The first way of thinking about this problem is try to build systems do not fail, you think through every-possible-failure-mode, you think about what results in what failure might look like, you plan around this kind of failure and that kind of failure, so it won't cause a network outage. This is actually the default mode of operation at most network operators.
There is a second way thinking about this problem, however. We should break things on purpose. Hyper-scales break things on purpose all the time, in fact. It's fine if you're just running a social network though, right? Who cares if you have to upload the pictures of your dinner twice?
"We can't tolerate downtimes, our data is too important, it's dangerous to have downtime intentional!" In fact, however, I would rather keep my money at a bank that broke their network on a regular basis, rather one that try to plan for every contingency, and I'd rather go to a hospital that broke their network on a regular basis. Why? Here's a quote from Philippe Kruchten that might be helpful:...airline transportation did not become safer by accident but by accidents...
- Philippe Kruchten
“我们不能承受任何宕机时间，我们的数据太重要了，故意造成宕机是很危险的！”事实上，我宁愿把我的钱放在这样一个银行，这个银行有规律地让网络坏掉，而不是一个为所有偶发事故做好准备的银行。我也宁愿去一个网络有规律地挂掉的医院（而不是规划好一切故障的）。来自 Philippe Kruchten 的一句话也许有帮助（请注意体会英文原文）：“航空运输的安全不是偶然来的，而是一次又一次的事故造就的（安全）”
There are so many articles on the importance of software engineering: "You can't think of everything in system design, you can only think of what you can think of, the rest must be discovered." This is why we do so many layers of software testing, so you'll find software testing goes through smoke test, then system test, then component test ... and all these things. Every one of those is an attempt to break the software before it's deployed in the real world. You can't know every possible reaction to a failure. This, of course, is a subset of the law of unintended consequences. You simply can not think through every possible side effects, the rest must be discovered.
Finally you can not learn to troubleshoot your system without seeing it in a failure state, you can guess it how or why you might troubleshoot something or how you should troubleshoot it, you can guess what information will be useful, even though, the rest, again must be discovered.
This is not a call for ChaosMonkey kinds of testing in every network or every software system, it is however, a call to stop thinking a failure as being a bad thing. Breakages are important opportunities to learn, sometimes it's a good way, a good thing to induce learning opportunities in a scaled controlled way.
这不是把呼吁 “ChaosMonkey” 式的测试应用到所有网络或者所有软件系统中，而是呼吁不要再把故障看成是坏事。故障是学习的重要机会，有时引入大规模可控的故障是很好的学习机会。

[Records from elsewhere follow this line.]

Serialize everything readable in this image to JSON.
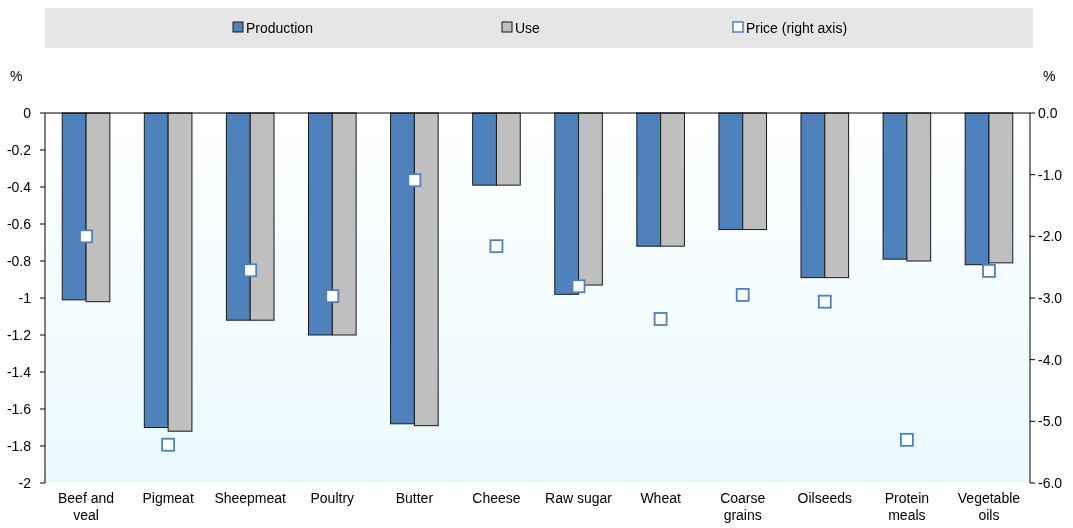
{
  "chart_data": {
    "type": "bar",
    "ylabel": "%",
    "y2label": "%",
    "categories": [
      "Beef and veal",
      "Pigmeat",
      "Sheepmeat",
      "Poultry",
      "Butter",
      "Cheese",
      "Raw sugar",
      "Wheat",
      "Coarse grains",
      "Oilseeds",
      "Protein meals",
      "Vegetable oils"
    ],
    "series": [
      {
        "name": "Production",
        "color": "#4f81bd",
        "values": [
          -1.01,
          -1.7,
          -1.12,
          -1.2,
          -1.68,
          -0.39,
          -0.98,
          -0.72,
          -0.63,
          -0.89,
          -0.79,
          -0.82
        ]
      },
      {
        "name": "Use",
        "color": "#bfbfbf",
        "values": [
          -1.02,
          -1.72,
          -1.12,
          -1.2,
          -1.69,
          -0.39,
          -0.93,
          -0.72,
          -0.63,
          -0.89,
          -0.8,
          -0.81
        ]
      },
      {
        "name": "Price (right axis)",
        "type": "scatter",
        "axis": "y2",
        "marker": "square",
        "color": "#4f81bd",
        "values": [
          -2.0,
          -5.38,
          -2.55,
          -2.97,
          -1.09,
          -2.16,
          -2.81,
          -3.34,
          -2.95,
          -3.06,
          -5.3,
          -2.56
        ]
      }
    ],
    "ylim": [
      -2,
      0
    ],
    "yticks": [
      0,
      -0.2,
      -0.4,
      -0.6,
      -0.8,
      -1,
      -1.2,
      -1.4,
      -1.6,
      -1.8,
      -2
    ],
    "y2lim": [
      -6,
      0
    ],
    "y2ticks": [
      {
        "value": 0,
        "label": "0.0"
      },
      {
        "value": -1,
        "label": "-1.0"
      },
      {
        "value": -2,
        "label": "-2.0"
      },
      {
        "value": -3,
        "label": "-3.0"
      },
      {
        "value": -4,
        "label": "-4.0"
      },
      {
        "value": -5,
        "label": "-5.0"
      },
      {
        "value": -6,
        "label": "-6.0"
      }
    ],
    "legend": "top",
    "grid": false
  }
}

Find ways to seal off system, parts of a network, find ways to emulate large versions of the network in a realistic ways possible, then break things and learn. Failure then is not an option in any network, it's required to learn and it's required to build better systems,
that's it for this time, we'll see you next time at the Network Collective
这次就到这里，我们下期 Network Collective 见。